PDF 파워업: 로컬 Python 앱으로 PDF 병합, 순서 재배열 및 복호화

발행: (2025년 12월 8일 오후 07:51 GMT+9)
5 min read
원문: Dev.to

Source: Dev.to

데이터와 프라이버시를 보호 🔐, 노트북에서 PDF를 병합하세요.

여러 PDF 문서를 빠르게 결합해야 하는 경우가 많지만, 민감한 파일을 무작위 웹사이트에 업로드하는 것이 보안 및 프라이버시 측면에서 우려됩니다. 특히 비밀번호로 보호된 문서를 만나면 알 수 없는 제3자 서비스에 로그인 자격 증명을 제공해야 하는 상황이 발생합니다. 로컬에서 신뢰할 수 있고 기능이 풍부한 솔루션을 선호하여, 맞춤형 PDF 병합 애플리케이션을 직접 만들었습니다. 코드는 공개 GitHub 저장소에 공개되어 있으며 필요에 맞게 수정할 수 있습니다.

가상 환경 준비

python3 -m venv venv
source venv/bin/activate

pip install --upgrade pip

필요한 패키지 설치

pip install streamlit PyPDF2 watchdog streamlit-sortables
# 또는
pip install -r requirements.txt

요구 사항

  • streamlit
  • PyPDF2
  • watchdog
  • streamlit-sortables

Streamlit GUI 애플리케이션

# pdf_merger_ST_VPW.py
import streamlit as st
import os
from PyPDF2 import PdfMerger, PdfReader
from io import BytesIO
from streamlit_sortables import sort_items 

st.set_page_config(
    page_title="PDF Merger App",
    page_icon="📄",
    layout="centered"
)

st.title("🔐 PDF Merger App")
st.markdown("""
    Upload PDF files and drag-and-drop to set the merge order.
    **If a file is password-protected, enter the password below.**
""")

def merge_pdfs_streamlit(ordered_file_data, password_map, output_filename="merged_output.pdf"):
    """
    Merges file-like objects, handling password-protected files via the password_map.

    Args:
        ordered_file_data (list): A list of dictionaries containing the file name and the file object.
        password_map (dict): A map of filename -> password for protected files.

    Returns:
        tuple: (bool, BytesIO object or error message)
    """
    if not ordered_file_data:
        return False, "Please upload and order at least one PDF file."

    merger = PdfMerger()
    successful_merges = 0

    for item in ordered_file_data:
        file = item['file_object'] 
        file_name = item['label']   

        if file.type == "application/pdf":
            try:
                file.seek(0)

                file_buffer = BytesIO(file.read())
                pdf_reader = PdfReader(file_buffer)

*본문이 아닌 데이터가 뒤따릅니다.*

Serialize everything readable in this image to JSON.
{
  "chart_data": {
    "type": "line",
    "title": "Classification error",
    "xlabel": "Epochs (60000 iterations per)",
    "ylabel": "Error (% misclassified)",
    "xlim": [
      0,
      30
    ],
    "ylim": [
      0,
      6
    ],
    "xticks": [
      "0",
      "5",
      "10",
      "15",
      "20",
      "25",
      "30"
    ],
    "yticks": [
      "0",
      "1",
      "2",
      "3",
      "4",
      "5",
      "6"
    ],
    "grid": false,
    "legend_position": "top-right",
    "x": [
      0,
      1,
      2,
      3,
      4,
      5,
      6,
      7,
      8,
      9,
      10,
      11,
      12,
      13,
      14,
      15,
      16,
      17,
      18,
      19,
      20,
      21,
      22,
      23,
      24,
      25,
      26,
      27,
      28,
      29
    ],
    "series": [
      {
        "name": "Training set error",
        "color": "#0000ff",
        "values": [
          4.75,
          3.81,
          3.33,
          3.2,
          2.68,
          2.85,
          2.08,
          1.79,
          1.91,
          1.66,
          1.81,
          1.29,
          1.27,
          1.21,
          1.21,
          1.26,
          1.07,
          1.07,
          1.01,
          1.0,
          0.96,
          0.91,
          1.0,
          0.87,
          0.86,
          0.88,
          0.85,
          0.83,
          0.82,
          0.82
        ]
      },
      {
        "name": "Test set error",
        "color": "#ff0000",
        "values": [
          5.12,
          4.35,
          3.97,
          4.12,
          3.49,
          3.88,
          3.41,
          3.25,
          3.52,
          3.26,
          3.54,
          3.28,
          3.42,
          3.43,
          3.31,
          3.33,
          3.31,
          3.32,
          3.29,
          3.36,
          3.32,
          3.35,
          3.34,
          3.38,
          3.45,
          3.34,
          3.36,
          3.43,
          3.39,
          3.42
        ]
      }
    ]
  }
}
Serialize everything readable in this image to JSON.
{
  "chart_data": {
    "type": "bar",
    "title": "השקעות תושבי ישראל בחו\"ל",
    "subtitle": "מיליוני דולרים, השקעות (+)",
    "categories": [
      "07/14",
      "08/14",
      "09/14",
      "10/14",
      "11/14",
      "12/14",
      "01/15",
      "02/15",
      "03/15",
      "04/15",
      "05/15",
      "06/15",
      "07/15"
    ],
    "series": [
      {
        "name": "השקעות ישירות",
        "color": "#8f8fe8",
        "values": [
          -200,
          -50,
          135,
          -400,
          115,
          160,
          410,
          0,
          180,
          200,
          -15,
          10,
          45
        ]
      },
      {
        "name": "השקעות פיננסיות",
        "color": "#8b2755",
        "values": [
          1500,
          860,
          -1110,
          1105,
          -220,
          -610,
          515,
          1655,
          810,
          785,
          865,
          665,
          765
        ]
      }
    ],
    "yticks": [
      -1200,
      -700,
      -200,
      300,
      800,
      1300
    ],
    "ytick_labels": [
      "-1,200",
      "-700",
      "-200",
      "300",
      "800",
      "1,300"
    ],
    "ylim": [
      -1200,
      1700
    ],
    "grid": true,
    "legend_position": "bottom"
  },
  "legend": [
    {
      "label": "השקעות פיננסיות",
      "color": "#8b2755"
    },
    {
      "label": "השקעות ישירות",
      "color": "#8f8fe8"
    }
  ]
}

                if pdf_reader.is_encrypted:
                    password = password_map.get(file_name)

                    if password:
                        decryption_result = pdf_reader.decrypt(password)

                        if decryption_result == 1: # Success
                            st.info(f"🔑 Decrypted **{file_name}** successfully.")
                        elif decryption_result == -1: # Failed
                            st.error(f"❌ Failed to decrypt **{file_name}**. Password incorrect or file corrupted. Skipping file.")
                            continue
                    else:
                        st.error(f"🔒 **{file_name}** is password-protected. Please provide the password above to include it in the merge. Skipping file.")
                        continue

                merger.append(pdf_reader)
                successful_merges += 1

            except Exception as e:
                st.error(f"Skipped file '{file_name}' due to a critical read error: {e}")
        else:
            st.warning(f"Skipped file '{file_name}' because it is not a valid PDF.")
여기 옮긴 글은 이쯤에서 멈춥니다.